Aneuploidy refers to an abnormal number of chromosomes. When an egg and sperm combine their genetic material, we expect a standard 23 pairs of chromosomes to result, but this is not always the case. Aneuploidy can result in failed implantation, pregnancy loss, and children with genetic conditions such as Down syndrome.

We may recommend PGT-A if you:

• Have experienced recurrent pregnancy losses
• Have not been successful with previous embryo transfers
• Have had a previous pregnancy affected by aneuploidy
• Have a higher risk of passing on chromosome errors, particularly if you're a woman over 35 years old

Monogenic conditions are those caused by a mutation in a single gene. If you or your partner know you have an increased chance of such a condition, we will suggest PGT-M. Examples of monogenic conditions include cystic fibrosis and sickle cell anaemia.
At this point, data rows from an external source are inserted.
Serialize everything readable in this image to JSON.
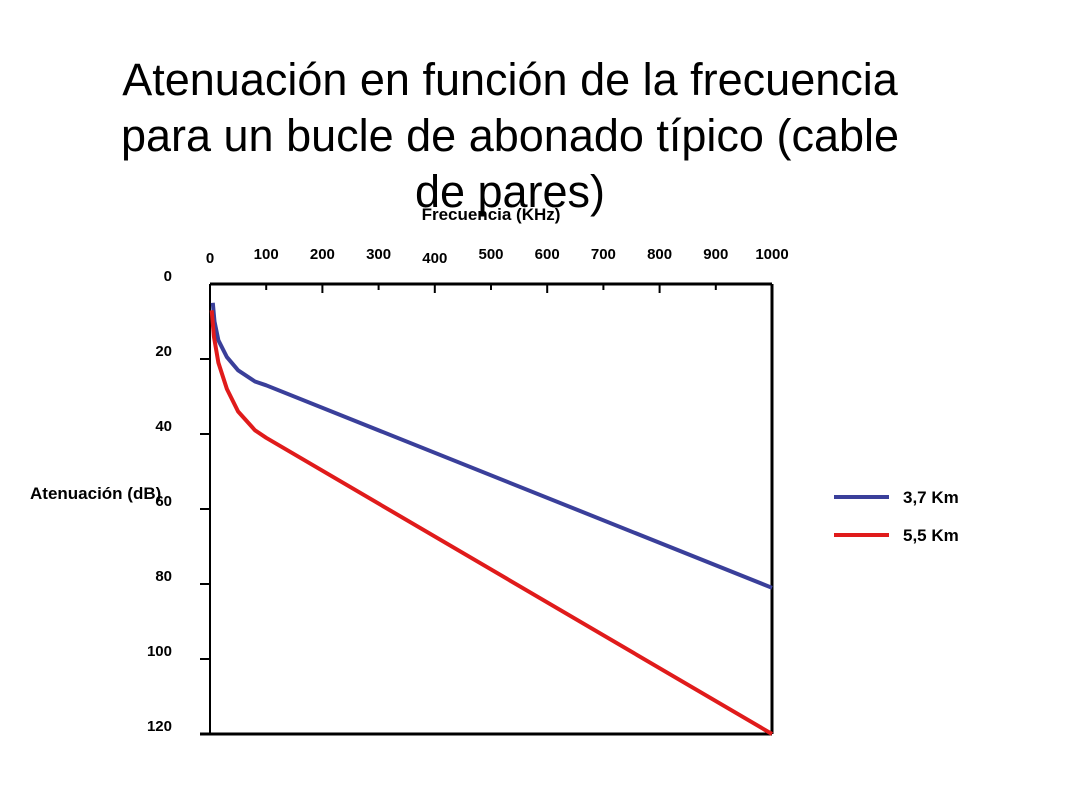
{
  "chart_data": {
    "type": "line",
    "title_lines": [
      "Atenuación en función de la frecuencia",
      "para un bucle de abonado típico (cable",
      "de pares)"
    ],
    "xlabel": "Frecuencia (KHz)",
    "ylabel": "Atenuación (dB)",
    "x_ticks": [
      0,
      100,
      200,
      300,
      400,
      500,
      600,
      700,
      800,
      900,
      1000
    ],
    "x_tick_labels": [
      "0",
      "100",
      "200",
      "300",
      "400",
      "500",
      "600",
      "700",
      "800",
      "900",
      "1000"
    ],
    "y_ticks": [
      0,
      20,
      40,
      60,
      80,
      100,
      120
    ],
    "y_tick_labels": [
      "0",
      "20",
      "40",
      "60",
      "80",
      "100",
      "120"
    ],
    "xlim": [
      0,
      1000
    ],
    "ylim": [
      0,
      120
    ],
    "y_inverted": true,
    "grid": false,
    "legend_position": "right",
    "series": [
      {
        "name": "3,7 Km",
        "color": "#3a3f9a",
        "points": [
          [
            5,
            5
          ],
          [
            8,
            10
          ],
          [
            15,
            15
          ],
          [
            30,
            19.5
          ],
          [
            50,
            23
          ],
          [
            80,
            26
          ],
          [
            100,
            27
          ],
          [
            1000,
            81
          ]
        ]
      },
      {
        "name": "5,5 Km",
        "color": "#e01b1b",
        "points": [
          [
            3,
            7
          ],
          [
            7,
            14
          ],
          [
            15,
            21
          ],
          [
            30,
            28
          ],
          [
            50,
            34
          ],
          [
            80,
            39
          ],
          [
            100,
            41
          ],
          [
            1000,
            120
          ]
        ]
      }
    ]
  }
}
We may recommend PGT-M if you or your partner:

• Have a known family or personal history of a single gene disorder
• Know you are a carrier of a single gene condition (that is, you do not have the condition yourself but you have the gene for it that may be expressed in your future child)

Structural rearrangements refer to having the right number of chromosomes but in a different arrangement. Having a balanced chromosomal rearrangement doesn't cause any health issues to yourself, but it does increase the risk of passing on an abnormal number of chromosomes to your child through your egg or sperm, potentially causing pregnancy complications or a genetic disorder in your child.

PGT-SR is recommended for couples who have a known chromosomal rearrangement in either partner.

Note that it is not possible to exclude absolutely every possible genetic abnormality through PGT but it will help significantly in minimising your risks of a pregnancy and baby affected by a genetic condition.